But keep in mind that your data backups can only be used together with a non-interrupted chain of log backups. So although you can use the database after a recovery of a year old data backup your business might not be too happy to find the database in a state of a year ago...

KR Lars

Former Member
0 Kudos

Hi Lars,

Thanks for the feedback. I appreciate your input, and noted, we will perform a standard DB backup each night to tape (as well as snapshot), to not only give us a "double-up" of possible protection, but also to verify the db blocks / consistency checks that you point out so rightly are extremely important.

Well - nobody denies that SAP is "ok" with that.

It's just a difference to either be "ok" with something (meaning here: you can use MaxDB features in a way that the EVA snapshots will work for a backup) compared to the simple, straightforward way that got implemented to a point-and-click-level in SAP CCMS.

Technically your idea on using snapshots is likely to work, but as I've already written, you will have to make up the monitoring yourself.

It would be nice to see HP and SAP(MaxDB) take the snapshot technology one or two steps further, to provide a guaranteed consistent backup, and can be block level verified. I think HPs ZDB (zero downtime backup eg snapshots) technology for SAP on Oracle using Data Protector does this now?!??!

Sorry to tell - but that's far to late.

Assume you have a corruption in the database (sooner or later you will have one).

The primary way out of such a situation is to recover a backup in order to avoid dataloss.

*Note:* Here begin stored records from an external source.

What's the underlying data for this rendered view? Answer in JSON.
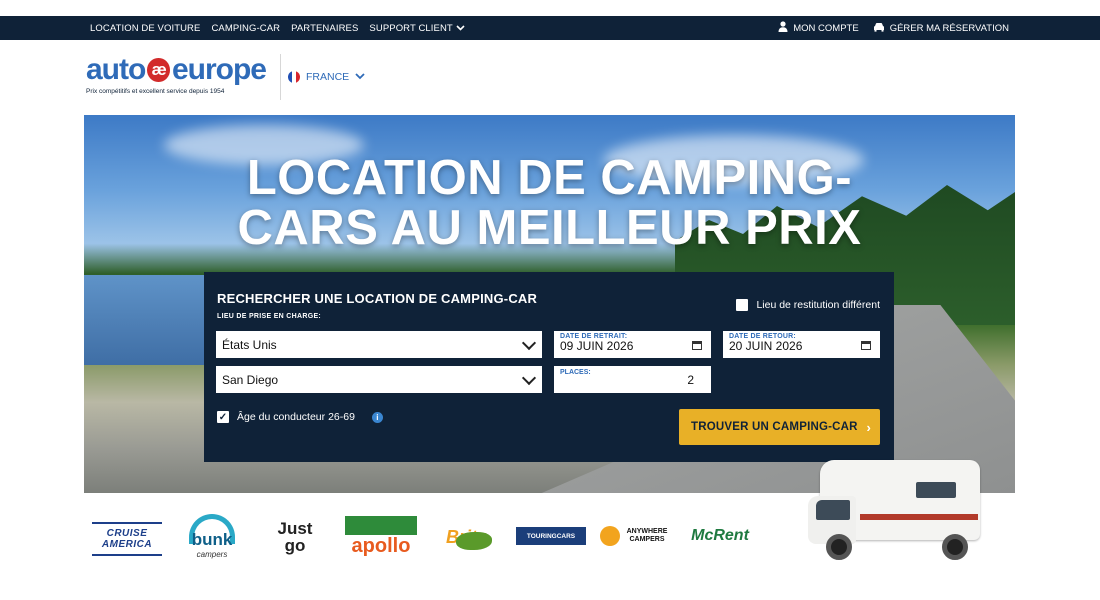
{
  "topbar": {
    "nav": [
      "LOCATION DE VOITURE",
      "CAMPING-CAR",
      "PARTENAIRES",
      "SUPPORT CLIENT"
    ],
    "account": "MON COMPTE",
    "manage": "GÉRER MA RÉSERVATION"
  },
  "header": {
    "logo_text_left": "auto",
    "logo_ae": "æ",
    "logo_text_right": "europe",
    "logo_tagline": "Prix compétitifs et excellent service depuis 1954",
    "language": "FRANCE"
  },
  "hero": {
    "title_line1": "LOCATION DE CAMPING-",
    "title_line2": "CARS AU MEILLEUR PRIX"
  },
  "search": {
    "title": "RECHERCHER UNE LOCATION DE CAMPING-CAR",
    "pickup_label": "LIEU DE PRISE EN CHARGE:",
    "different_return": "Lieu de restitution différent",
    "country": "États Unis",
    "city": "San Diego",
    "pickup_date_label": "DATE DE RETRAIT:",
    "pickup_date": "09 JUIN 2026",
    "return_date_label": "DATE DE RETOUR:",
    "return_date": "20 JUIN 2026",
    "places_label": "PLACES:",
    "places": "2",
    "driver_age": "Âge du conducteur 26-69",
    "cta": "TROUVER UN CAMPING-CAR"
  },
  "partners": {
    "cruise": "CRUISE AMERICA",
    "bunk": "bunk",
    "bunk_sub": "campers",
    "just": "Just",
    "go": "go",
    "apollo": "apollo",
    "britz": "Britz",
    "touring": "TOURINGCARS",
    "anywhere": "ANYWHERE CAMPERS",
    "mcrent": "McRent"
  },
  "colors": {
    "navy": "#0f2238",
    "accent_blue": "#2f6bb8",
    "cta_yellow": "#e8b027"
  }
}
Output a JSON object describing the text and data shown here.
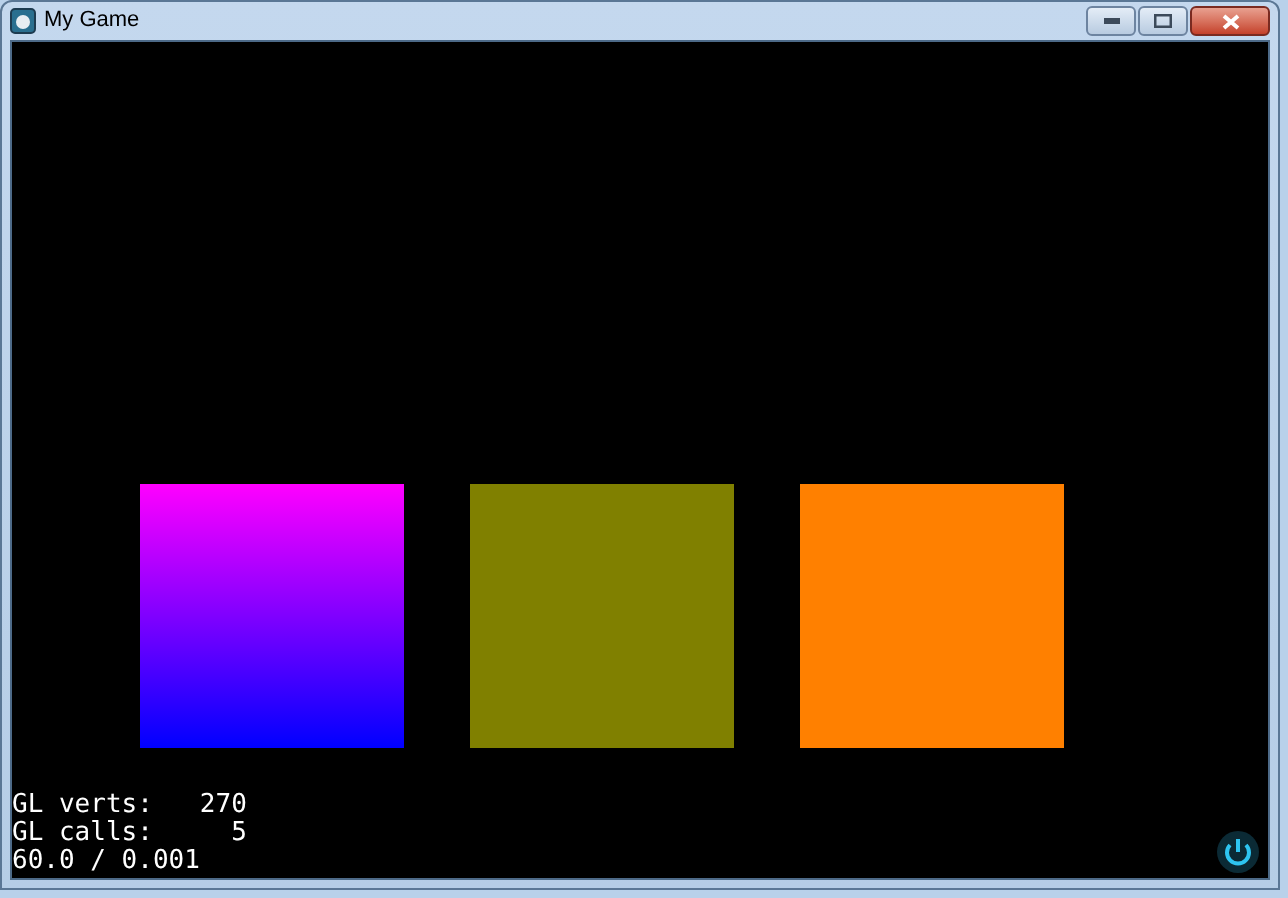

Now assume you just went into such a corruption with one of the SAP transactions you don't use that often.

Which backup can you use and know for sure that the corruption is not in there?

Data corruption can mean so many things. If your talking structure corruption or block corruption, then you do hope that your consistency checks and database backup block checks will bring this to the attention of the DBA. Hopefully recovery of the DB from tape and rolling forward would resolve this.

However if your talking data corruption as is "crap data" has been loaded into the database, or a rogue ABAP has corrupted several million rows of data then this becomes a little more tricky. If the issue is identified immediately, restoring from backup is a fesible option for us.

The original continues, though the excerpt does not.